Illumina’s NextSeq™ 500 Brings Next-Gen Sequencing to the Desktop

In a January 14, 2014 press release, Illumina, Inc. (NASDAQ:ILMN) announced the immediate availability of a transformative addition to its industry-leading next-generation sequencing portfolio with the launch of the NextSeq 500 System. The new sequencer packs high-throughput performance into an affordable desktop form factor, enabling researchers to perform the most popular sequencing applications in less than a day. The NextSeq 500 System is priced at $250,000. “Illumina’s sequencing portfolio is the most comprehensive in the world, and the addition of the NextSeq 500 System furthers this distinction by enabling next-generation sequencing to become an everyday tool,” said Jay Flatley, CEO of Illumina. “The NextSeq 500 was reimagined from the ground up and uses technology breakthroughs in optics, fluidics, and chemistry to bring high-throughput power to the desktop at a significantly reduced cost.” The NextSeq 500 System delivers the power of high-throughput sequencing with the load-and-go simplicity of a desktop sequencer, effectively transforming a broad range of high-throughput applications into affordable, everyday research tools. Its push-button operation delivers a one-day turnaround for a number of popular sequencing applications, including one whole human genome and up to 16 exomes, up to 20 non-invasive prenatal testing samples, up to 20 transcriptomes, up to 48 gene expression samples and up to 96 targeted panels. With its streamlined informatics, sequencing data can be run through a range of open-source or commercial pipelines or instantly transferred, analyzed, and stored securely in BaseSpace® or the new BaseSpace® OnSite for researchers needing an on-premises solution.

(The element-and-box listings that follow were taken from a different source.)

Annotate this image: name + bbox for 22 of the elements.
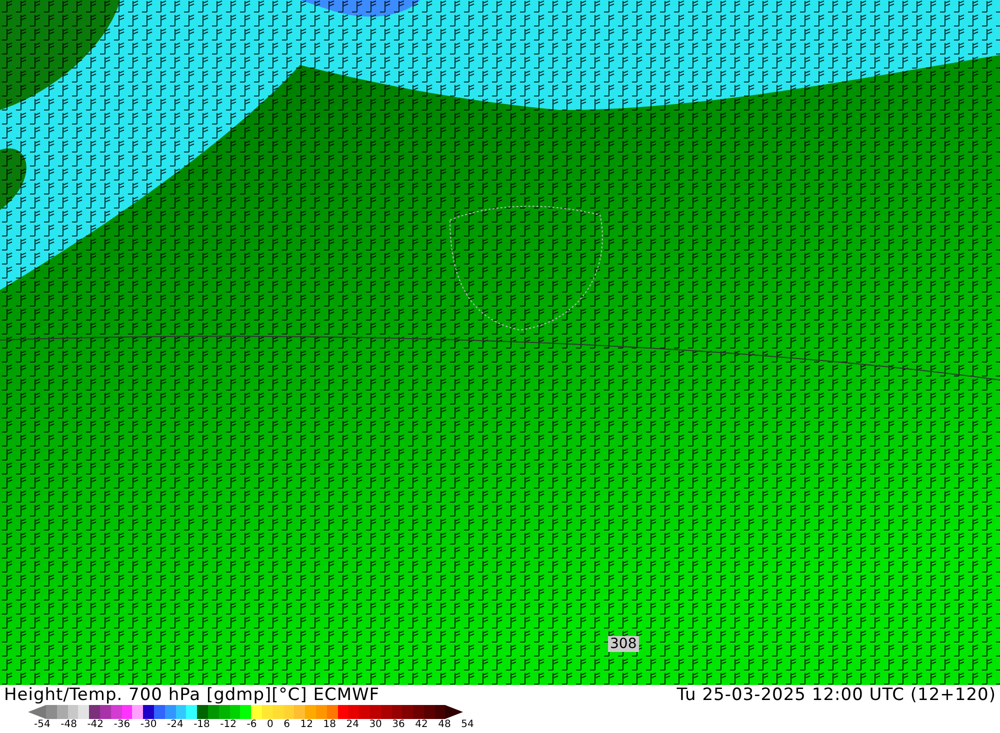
colorbar-tick-label: 42 xyxy=(415,719,428,731)
colorbar-tick-label: -24 xyxy=(166,719,184,731)
colorbar-tick-label: -54 xyxy=(34,719,50,731)
colorbar-tick-label: -48 xyxy=(60,719,77,731)
colorbar-tick-label: 36 xyxy=(392,719,405,731)
colorbar-tick-label: 24 xyxy=(346,719,359,731)
colorbar-tick-label: 54 xyxy=(461,719,474,731)
valid-time: Tu 25-03-2025 12:00 UTC (12+120) xyxy=(676,685,996,705)
colorbar-tick-label: 30 xyxy=(369,719,382,731)
colorbar-tick-label: 48 xyxy=(438,719,451,731)
colorbar-tick-label: 0 xyxy=(266,719,274,731)
colorbar-tick-label: 18 xyxy=(323,719,336,731)
map-title: Height/Temp. 700 hPa [gdmp][°C] ECMWF xyxy=(4,685,380,705)
colorbar-tick-label: -36 xyxy=(114,719,130,731)
colorbar-tick-label: 12 xyxy=(300,719,313,731)
colorbar-tick-label: -42 xyxy=(87,719,104,731)
colorbar-tick-label: -12 xyxy=(220,719,236,731)
colorbar-tick-label: -30 xyxy=(140,719,157,731)
contour-label: 308 xyxy=(608,636,639,652)
colorbar-tick-label: -18 xyxy=(194,719,210,731)
colorbar-tick-label: -6 xyxy=(246,719,257,731)
colorbar-tick-label: 6 xyxy=(284,719,290,731)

New Sequencing System from Illumina May Enable World’s First $1,000 Genomes

In a January 14, 2014 press release, Illumina, Inc. (NASDAQ:ILMN) announced that it had broken the ‘sound barrier’ of human genomics by enabling the $1,000 genome. This achievement is made possible by the Illumina’s new HiSeq X Ten Sequencing System. This platform includes dramatic technology breakthroughs that enable researchers to undertake studies of unprecedented scale by providing the throughput to sequence tens of thousands of human whole genomes in a single year in a single lab. Initial customers for the transformative HiSeq X Ten System include Macrogen, a global next-generation sequencing service organization based in Seoul, South Korea and its CLIA laboratory in Rockville, Maryland, the Broad Institute in Cambridge, Massachusetts, the world’s leading research institute in genomic medicine, and the Garvan Institute of Medical Research in Sydney, Australia, a world leader in biomedical research. “The sequencing capacity and economies of scale of the HiSeq X Ten facility will also allow Garvan to accelerate the introduction of clinical genomics and next-generation medicine in Australia,” said Professor John Mattick, Executive Director of the Garvan Institute of Medical Research. “We expect the HiSeq X Ten to underpin a new phase of collaboration between government, industry, and other medical research stakeholders.” “For the first time, it looks like it will be possible to deliver the $1,000 genome, which is tremendously exciting,” said Dr. Eric Lander, founding director of the Broad Institute and a professor of biology at MIT. “The HiSeq X Ten should give us the ability to analyze complete genomic information from huge sample populations.